Working with different doubles partners isn't new for Smith. The junior has paired with three different teammates in his short UT career: Kaden Hensel, Sandgren and Conkic. And all have found success with the common denominator being Smith. He has 94 career doubles victories as a junior at UT.
Again, it goes back to practicing with different partners and working on that chemistry. Winterbotham has drilled home the emphasis on Tennessee having a successful doubles program only because it was passed on to him. When Winterbotham was hired as UT's head coach, associate head coach and former UT player Chris Woodruff hammered the importance of doubles, particularly in the SEC.
"I remember Chris stopping me in my tracks and saying, `Coach, you need to spend more time on doubles,'" Winterbotham said. "So I was learning how important it was. I've always known the doubles point in college tennis was extremely important, but I wasn't quite ready to see how competitive the SEC was. I knew the coaches were really competitive, but I didn't know the environment until I went into it and witnessed it myself."
That quick lesson has transformed into a philosophy that Winterbotham is preaching himself.
"Me coming in here - I'm midway through my fourth season - you really do see there's a pride in doubles," Winterbotham said. "It's necessitated by the format and playing in our conference. You look around our conference and it's stacked with great doubles teams. Every week in the SEC matches are being won 4-3. It's so competitive that going on the road and trying to win doubles or singles matches makes you understand the importance of the doubles point."
The emphasis is OK with the players, particularly those who played last year in the SEC tournament finals and lost 4-2 to Mississippi, which included losing the doubles point. Same can be said for Smith and Sandgren, who lost in the NCAA doubles finals last year.
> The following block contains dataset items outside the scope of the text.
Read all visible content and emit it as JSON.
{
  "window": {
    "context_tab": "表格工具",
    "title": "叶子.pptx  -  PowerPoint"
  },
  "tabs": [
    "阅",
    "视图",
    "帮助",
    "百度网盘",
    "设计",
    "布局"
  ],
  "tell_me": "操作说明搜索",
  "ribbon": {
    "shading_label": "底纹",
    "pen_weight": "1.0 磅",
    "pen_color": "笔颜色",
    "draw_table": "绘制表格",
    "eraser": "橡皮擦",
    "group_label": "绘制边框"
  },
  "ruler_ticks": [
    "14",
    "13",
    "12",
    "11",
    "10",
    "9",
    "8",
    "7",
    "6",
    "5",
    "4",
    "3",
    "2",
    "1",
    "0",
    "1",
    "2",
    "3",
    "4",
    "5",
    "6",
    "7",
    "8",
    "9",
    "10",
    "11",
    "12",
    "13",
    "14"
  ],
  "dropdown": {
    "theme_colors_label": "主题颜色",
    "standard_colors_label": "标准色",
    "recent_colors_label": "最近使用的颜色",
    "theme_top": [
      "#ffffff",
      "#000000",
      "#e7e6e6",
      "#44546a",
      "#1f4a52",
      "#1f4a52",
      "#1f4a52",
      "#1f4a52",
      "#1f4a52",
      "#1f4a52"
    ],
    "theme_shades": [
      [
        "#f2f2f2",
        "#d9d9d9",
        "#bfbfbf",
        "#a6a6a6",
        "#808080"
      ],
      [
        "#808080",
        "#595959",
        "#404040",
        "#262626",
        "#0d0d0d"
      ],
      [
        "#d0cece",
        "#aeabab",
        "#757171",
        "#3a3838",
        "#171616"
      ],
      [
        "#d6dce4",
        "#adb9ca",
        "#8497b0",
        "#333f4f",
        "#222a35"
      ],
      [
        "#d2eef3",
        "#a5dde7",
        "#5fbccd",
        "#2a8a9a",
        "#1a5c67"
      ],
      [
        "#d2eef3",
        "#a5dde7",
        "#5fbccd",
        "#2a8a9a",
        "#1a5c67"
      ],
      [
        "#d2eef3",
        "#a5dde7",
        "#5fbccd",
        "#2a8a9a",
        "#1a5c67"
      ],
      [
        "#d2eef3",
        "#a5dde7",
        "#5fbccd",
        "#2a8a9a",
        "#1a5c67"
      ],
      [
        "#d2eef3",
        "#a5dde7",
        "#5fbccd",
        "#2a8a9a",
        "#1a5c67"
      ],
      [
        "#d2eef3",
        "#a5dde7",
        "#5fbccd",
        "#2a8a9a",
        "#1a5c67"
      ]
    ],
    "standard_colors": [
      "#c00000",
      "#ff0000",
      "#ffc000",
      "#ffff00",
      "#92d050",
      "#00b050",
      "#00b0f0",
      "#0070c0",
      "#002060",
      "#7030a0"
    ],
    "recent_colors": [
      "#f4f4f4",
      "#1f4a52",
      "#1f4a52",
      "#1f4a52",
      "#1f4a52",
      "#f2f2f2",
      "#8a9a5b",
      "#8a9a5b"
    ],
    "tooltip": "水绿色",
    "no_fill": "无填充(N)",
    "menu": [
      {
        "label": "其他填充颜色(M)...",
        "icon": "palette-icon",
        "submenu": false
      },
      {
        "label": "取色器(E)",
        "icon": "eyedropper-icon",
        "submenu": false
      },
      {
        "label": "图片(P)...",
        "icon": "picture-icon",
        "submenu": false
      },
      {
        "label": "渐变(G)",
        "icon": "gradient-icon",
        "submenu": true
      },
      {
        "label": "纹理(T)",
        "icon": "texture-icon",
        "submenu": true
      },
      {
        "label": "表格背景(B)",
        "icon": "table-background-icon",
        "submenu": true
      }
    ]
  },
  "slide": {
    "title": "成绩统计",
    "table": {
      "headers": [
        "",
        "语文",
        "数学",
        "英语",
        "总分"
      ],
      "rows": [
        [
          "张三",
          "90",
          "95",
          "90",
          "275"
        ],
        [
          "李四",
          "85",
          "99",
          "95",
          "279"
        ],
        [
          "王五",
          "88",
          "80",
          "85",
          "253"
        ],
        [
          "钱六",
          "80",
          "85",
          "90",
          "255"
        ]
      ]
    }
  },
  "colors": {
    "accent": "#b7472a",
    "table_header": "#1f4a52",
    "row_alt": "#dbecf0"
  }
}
"Our coaches put a lot of emphasis on that because last year we lost a couple of very important doubles points that may have cost us things like an SEC championship," Conkic said. "We practiced a lot of doubles. Also, we tried out a lot of different combinations. Playing with different partners, we had to work on different things so I think that made us better as well. For example, with one guy, you have to have a better serve. With another guy, you have to return better. So I think mixing up different doubles teams made us improve."
The Conkic-Smith tandem sounded solid in the fall, and is. But Winterbotham has gone back to a Smith-Sandgren combination in the top doubles spot and it's worked wonders. Conkic has moved into the No. 2 position while pairing with freshman Rhyne Williams, and the two have provided the right backup to secure the doubles point each time out. They've won 13 consecutive matches this spring. Matteo Fago and Edwards Jones have solidified the No. 3 doubles team for the Vols.
Meanwhile, Smith and Sandgren are hoping to continue their winning ways that began last season. In 2009, they lost in the NCAA finals and hope to avenge that slip-up this year. They've worked harder, and they've tightened their communication.
"Me and Davey complement each other so well just because of the way we've matured together over the last year," Smith said. "We've played a lot of doubles. This year, we've learned from our mistakes. We lost in the NCAA finals last year. This year we've roomed together, matured a lot and it's paid off and showing in the records as well."
Practice, however, is exactly what Smith pointed to that has helped the team develop such a rapport with one another, and therefore posted the stellar results UT has seen this season.
"I think the biggest adjustment in doubles is your partner," Smith said. "You have to rely on your partner to make serves and make returns. It's a lot about having belief in your partner and team chemistry."